Matthias Zilbauer, professor de gastroenterologia pediátrica da Universidade de Cambridge e dos hospitais universitários de Cambridge NHS Foundation Trust (CUH), disse: “O número de casos de doença de Crohn e DII está aumentando dramaticamente em todo o mundo, especialmente entre crianças mais novas, mas apesar de décadas de pesquisa , ninguém sabe o que causa isso. Parte do problema é que tem sido difícil modelar a doença. Tivemos que confiar principalmente em estudos em ratos, mas estes são limitados no que podem nos dizer sobre a doença nas pessoas. “
Em pesquisa publicada em Intestino, o professor Zilbauer e colegas usaram células de intestinos inflamados, doadas por 160 pacientes, principalmente pacientes e adolescentes, no CUH para cultivar mais de 300 mini-intestinos – conhecidos como organoides – no laboratório para ajudá-los a entender melhor a condição. As amostras foram doadas por pacientes com doença de Crohn e colite ulcerativa, bem como por pacientes não afetados pela DII.
“Os organoides que geramos são principalmente de crianças e adolescentes”, disse o professor Zilbauer. “Eles essencialmente nos deram pedaços de seus intestinos para ajudar em nossa pesquisa. A doença de Crohn pode ser uma doença grave com a qual temos que lidar em qualquer idade, mas sem a coragem e o apoio de nossos voluntários, não seríamos capazes de fazer tais descobertas como este.”
Organóides são culturas de células 3D que imitam funções-chave de um órgão específico, neste caso o epitélio – o revestimento do intestino. Os pesquisadores cultivaram-nas a partir de células específicas, conhecidas como células-tronco, retiradas do intestino. As células-tronco vivem para sempre no intestino, dividindo-se constantemente e permitindo a regeneração do epitélio intestinal.
Usando estes organoides, eles mostraram que os epitélios nos intestinos dos pacientes com doença de Crohn têm padrões “epigenéticos” diferentes em seu DNA em comparação com os de controles saudáveis. A epigenética é onde o nosso ADN é modificado por “interruptores” ligados ao nosso ADN que ligam e desligam os genes – ou aumentam ou diminuem a sua actividade – deixando o próprio ADN intacto, mas alterando a forma como a célula funciona.
O professor Zilbauer, pesquisador do Instituto de Células-Tronco da Universidade de Cambridge, disse: “O que vimos foi que não apenas as alterações epigenéticas eram diferentes na doença de Crohn, mas havia uma correlação entre essas alterações e a gravidade da doença. O curso da doença de cada paciente é diferente, e essas mudanças ajudam a explicar por que – nem todos os organoides tiveram as mesmas alterações epigenéticas”.
Os pesquisadores dizem que os organoides poderiam ser usados para desenvolver e testar novos tratamentos, para ver quão eficazes são no revestimento do intestino na doença de Crohn.
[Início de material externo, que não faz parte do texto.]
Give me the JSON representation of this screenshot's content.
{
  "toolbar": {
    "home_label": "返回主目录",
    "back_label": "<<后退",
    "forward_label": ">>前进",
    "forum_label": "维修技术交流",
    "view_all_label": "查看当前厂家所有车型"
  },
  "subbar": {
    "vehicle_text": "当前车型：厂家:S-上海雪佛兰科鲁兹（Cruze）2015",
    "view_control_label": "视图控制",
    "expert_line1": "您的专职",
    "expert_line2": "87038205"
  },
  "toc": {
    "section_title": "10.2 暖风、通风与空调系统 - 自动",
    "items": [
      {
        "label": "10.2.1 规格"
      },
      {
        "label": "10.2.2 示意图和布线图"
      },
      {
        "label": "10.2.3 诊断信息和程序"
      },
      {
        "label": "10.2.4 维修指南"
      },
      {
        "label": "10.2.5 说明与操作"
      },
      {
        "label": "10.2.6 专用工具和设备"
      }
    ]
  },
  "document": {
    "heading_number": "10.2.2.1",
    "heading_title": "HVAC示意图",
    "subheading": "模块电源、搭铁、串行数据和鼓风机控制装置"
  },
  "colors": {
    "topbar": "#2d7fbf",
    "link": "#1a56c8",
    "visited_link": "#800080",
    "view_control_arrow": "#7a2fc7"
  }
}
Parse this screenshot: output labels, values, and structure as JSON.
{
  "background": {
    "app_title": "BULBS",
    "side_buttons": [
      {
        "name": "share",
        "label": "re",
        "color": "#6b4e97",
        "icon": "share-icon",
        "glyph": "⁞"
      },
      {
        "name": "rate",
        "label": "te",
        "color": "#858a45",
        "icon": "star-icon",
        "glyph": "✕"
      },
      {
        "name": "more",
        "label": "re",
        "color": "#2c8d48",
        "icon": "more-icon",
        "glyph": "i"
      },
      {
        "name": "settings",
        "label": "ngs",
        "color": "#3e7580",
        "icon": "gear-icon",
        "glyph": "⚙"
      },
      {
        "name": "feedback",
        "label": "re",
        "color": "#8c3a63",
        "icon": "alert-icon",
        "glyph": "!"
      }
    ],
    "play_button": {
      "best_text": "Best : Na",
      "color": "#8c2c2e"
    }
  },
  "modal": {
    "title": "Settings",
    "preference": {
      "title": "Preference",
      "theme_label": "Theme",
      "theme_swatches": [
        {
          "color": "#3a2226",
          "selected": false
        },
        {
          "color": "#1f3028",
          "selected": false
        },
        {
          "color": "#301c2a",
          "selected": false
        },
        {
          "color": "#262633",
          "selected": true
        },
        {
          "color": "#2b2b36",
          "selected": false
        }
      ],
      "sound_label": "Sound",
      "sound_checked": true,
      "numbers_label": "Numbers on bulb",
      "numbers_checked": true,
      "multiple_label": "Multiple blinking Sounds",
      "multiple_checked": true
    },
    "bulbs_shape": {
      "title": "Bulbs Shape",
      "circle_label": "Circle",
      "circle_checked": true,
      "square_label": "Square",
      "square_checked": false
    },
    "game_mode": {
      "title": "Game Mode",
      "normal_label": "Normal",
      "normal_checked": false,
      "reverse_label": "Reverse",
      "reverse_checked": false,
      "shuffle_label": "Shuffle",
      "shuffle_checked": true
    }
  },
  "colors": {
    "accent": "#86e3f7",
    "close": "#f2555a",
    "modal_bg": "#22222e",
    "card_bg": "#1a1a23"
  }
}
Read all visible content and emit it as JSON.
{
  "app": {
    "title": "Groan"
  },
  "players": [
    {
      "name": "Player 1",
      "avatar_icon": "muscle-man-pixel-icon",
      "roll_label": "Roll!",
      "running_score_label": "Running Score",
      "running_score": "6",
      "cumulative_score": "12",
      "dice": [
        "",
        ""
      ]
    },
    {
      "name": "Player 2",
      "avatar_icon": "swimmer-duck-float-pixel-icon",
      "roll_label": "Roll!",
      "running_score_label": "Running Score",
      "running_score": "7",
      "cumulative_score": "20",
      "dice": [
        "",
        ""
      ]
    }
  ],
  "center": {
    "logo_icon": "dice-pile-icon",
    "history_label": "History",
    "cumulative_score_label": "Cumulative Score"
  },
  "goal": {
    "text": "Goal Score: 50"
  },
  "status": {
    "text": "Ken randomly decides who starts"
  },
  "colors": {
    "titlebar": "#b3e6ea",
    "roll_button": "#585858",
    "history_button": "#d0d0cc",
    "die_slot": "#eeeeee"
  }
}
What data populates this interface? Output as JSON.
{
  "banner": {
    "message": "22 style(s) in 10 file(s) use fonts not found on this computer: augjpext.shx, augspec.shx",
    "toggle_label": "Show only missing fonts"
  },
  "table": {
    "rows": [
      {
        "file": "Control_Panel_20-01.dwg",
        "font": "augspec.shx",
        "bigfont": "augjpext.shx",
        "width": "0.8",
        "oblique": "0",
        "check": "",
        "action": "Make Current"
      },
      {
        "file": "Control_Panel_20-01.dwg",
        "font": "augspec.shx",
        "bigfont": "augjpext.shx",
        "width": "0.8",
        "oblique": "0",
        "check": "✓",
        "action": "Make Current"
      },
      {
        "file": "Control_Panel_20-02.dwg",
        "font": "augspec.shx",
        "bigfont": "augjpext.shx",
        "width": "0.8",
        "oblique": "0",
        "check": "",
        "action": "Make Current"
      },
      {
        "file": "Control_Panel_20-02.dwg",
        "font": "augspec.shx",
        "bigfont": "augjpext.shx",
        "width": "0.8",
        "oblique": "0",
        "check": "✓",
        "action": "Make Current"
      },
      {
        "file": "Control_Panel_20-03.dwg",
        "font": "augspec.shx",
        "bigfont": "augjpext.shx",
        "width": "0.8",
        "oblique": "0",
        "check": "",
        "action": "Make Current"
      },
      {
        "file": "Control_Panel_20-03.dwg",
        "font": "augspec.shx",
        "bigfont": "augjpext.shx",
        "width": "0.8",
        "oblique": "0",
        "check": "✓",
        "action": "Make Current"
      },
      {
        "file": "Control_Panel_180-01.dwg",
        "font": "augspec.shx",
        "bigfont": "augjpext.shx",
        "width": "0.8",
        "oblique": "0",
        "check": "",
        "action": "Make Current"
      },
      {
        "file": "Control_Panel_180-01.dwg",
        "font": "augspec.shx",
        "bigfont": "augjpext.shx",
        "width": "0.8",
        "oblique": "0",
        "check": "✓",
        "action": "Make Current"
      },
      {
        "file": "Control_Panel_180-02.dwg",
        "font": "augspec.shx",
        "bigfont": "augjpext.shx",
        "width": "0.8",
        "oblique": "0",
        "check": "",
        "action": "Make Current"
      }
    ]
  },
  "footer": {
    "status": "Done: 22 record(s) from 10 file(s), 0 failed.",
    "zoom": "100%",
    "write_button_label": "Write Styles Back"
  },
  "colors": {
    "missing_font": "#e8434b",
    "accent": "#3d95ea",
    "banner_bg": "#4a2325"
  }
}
Também abre a possibilidade de adaptar tratamentos a pacientes individuais.
Robert Heuschkel, consultor gastroenterologista pediátrico da CUH e líder do serviço pediátrico de DII, disse: “No momento, não temos como saber qual tratamento funcionará melhor para um paciente. Mesmo os tratamentos que temos atualmente apenas funcionam em cerca de metade dos nossos pacientes e tornam-se menos eficazes com o tempo. É um problema enorme.
“No futuro, você poderia imaginar pegar células de um paciente específico, cultivar seu organoide, testar diferentes medicamentos no organoide e dizer: ‘OK, este é o medicamento que funciona para essa pessoa’”.
A pesquisa destacou uma via específica implicada na doença de Crohn, conhecida como complexo principal de histocompatibilidade (MHC)-I. Esta via permite que as células imunitárias reconheçam antigénios – isto é, uma toxina ou outra substância estranha que induz uma resposta imunitária no corpo e que pode incluir moléculas nos nossos alimentos ou na nossa microbiota intestinal.
A equipe mostrou que as células que formam o revestimento interno do intestino em pacientes com doença de Crohn apresentam atividade aumentada de MHC-I, o que pode levar à inflamação em partes específicas do intestino.
“Esta é a primeira vez que alguém consegue demonstrar que mudanças epigenéticas estáveis podem explicar o que está errado no epitélio intestinal em pacientes com doença de Crohn”, disse o professor Zilbauer.
Descobriu-se que as modificações epigenéticas são muito estáveis, o que pode explicar por que mesmo após o tratamento, quando um paciente parece estar curado, a sua inflamação pode regressar após vários meses – os medicamentos tratam os sintomas e não a causa subjacente.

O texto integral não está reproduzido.